2) Regarding Indochina: It turns out JFK had been urging the US to avoid military involvement in Vietnam since at least 1951, and he includes a 1954 speech reiterating in the clearest terms his earlier warning that such intervention would be virtually impossible to win and a "doomed failure" (p. 89).
3) Nuclear disarmament and sustainable world peace are his crystal-clear foreign policy themes, no conversion necessary. For example, point 11 of the Twelve-Point Agenda that opens the book: We must begin to develop new, workable programs for peace and the control of arms, followed by specific initiatives to accomplish these goals (pp. xiv-xv). Mutual understanding and cooperation are also themes that he returns to repeatedly.
4) Domestic policy: There's another section laying out his commitment to policies including civil liberties, scientific research, all levels of education including a new horizon for [African American] education, and equal opportunity and economic justice for all [people] of all ages, races, and creeds (this was 52 years ago so I updated a couple of terms).
5) Latin America: he says a lot of great stuff but I'll cut to the part about Bolivar and Castro:
Just as we must recall our own revolutionary past in order to understand the spirit and the significance of the anti-colonialist uprisings in Asia and Africa, we should now reread the life of Simon Bolivar, the great Liberator ... of South America, in order to comprehend the new contagion for liberty and reform now spreading south of our borders. On an earlier trip throughout Latin America, I became familiar with the hopes and burdens which characterize this tide of Latin nationalism.

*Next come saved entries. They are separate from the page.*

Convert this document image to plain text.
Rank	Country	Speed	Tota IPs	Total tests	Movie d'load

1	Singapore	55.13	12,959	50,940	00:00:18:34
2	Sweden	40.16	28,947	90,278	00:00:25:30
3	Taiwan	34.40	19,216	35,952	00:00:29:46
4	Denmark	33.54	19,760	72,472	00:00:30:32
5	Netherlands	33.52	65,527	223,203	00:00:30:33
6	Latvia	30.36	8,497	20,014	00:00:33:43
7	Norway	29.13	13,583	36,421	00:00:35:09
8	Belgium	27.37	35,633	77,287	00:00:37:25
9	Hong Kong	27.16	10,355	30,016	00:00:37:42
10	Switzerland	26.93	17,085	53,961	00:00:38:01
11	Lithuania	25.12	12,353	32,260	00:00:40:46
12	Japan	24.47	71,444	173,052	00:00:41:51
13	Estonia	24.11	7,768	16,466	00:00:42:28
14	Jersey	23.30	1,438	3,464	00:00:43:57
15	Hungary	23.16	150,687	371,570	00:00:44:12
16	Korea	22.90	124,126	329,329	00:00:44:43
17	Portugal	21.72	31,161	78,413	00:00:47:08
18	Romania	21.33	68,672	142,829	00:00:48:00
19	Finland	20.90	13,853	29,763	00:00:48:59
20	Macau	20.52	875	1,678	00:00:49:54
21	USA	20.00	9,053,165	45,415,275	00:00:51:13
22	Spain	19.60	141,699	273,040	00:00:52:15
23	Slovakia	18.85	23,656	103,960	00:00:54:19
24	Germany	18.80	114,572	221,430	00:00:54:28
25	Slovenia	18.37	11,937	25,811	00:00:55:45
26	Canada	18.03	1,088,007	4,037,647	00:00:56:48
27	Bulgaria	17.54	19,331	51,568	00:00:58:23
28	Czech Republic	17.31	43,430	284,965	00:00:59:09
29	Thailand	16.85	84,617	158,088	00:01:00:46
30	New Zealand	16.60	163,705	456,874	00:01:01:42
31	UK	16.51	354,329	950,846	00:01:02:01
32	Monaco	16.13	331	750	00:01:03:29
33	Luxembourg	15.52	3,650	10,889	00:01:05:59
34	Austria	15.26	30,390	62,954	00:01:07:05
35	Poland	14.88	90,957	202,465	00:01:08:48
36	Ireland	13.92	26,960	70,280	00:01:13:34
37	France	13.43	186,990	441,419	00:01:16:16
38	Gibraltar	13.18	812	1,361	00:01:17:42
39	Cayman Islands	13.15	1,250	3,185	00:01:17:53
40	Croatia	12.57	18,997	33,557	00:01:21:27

Fidel Castro is part of the legacy of Bolívar, who led his men over the Andes Mountains, vowing war to the death against Spanish rule, saying, "Where a goat can pass, so can an army. Castro is also part of the frustration of that earlier revolution which won its war against Spain but left largely untouched the indigenous feudal order. "To serve a revolution is to plow the sea," Bolívar said in despair as he lived to see the failure of his efforts at social reform.
Whether Castro would have taken a more rational course after his victory had the United States Government not backed the dictator Batista so long and so uncritically, and had it given the fiery young rebel a warmer welcome in his hour of triumph, especially on his trip to this country, we cannot be sure.
But Cuba is not an isolated case. We can still show our concern for liberty and our opposition to the status quo in our relations with the other Latin American dictators who now, or in the future, try to suppress their people's aspirations. And we can take the long delayed positive measures that are required to enable the revolutionary wave sweeping Latin America to move through relatively peaceful channels and to be harness to the great constructive tasks at hand. (pp. 167-69)
And so on. As I say nearly every page is wow! and hell yes, even the cold warrior bits, which contra Chomsky are rather tame and very clearly subordinated to his larger peace strategy. Anyway I'll keep browsing and post a few more highlights later.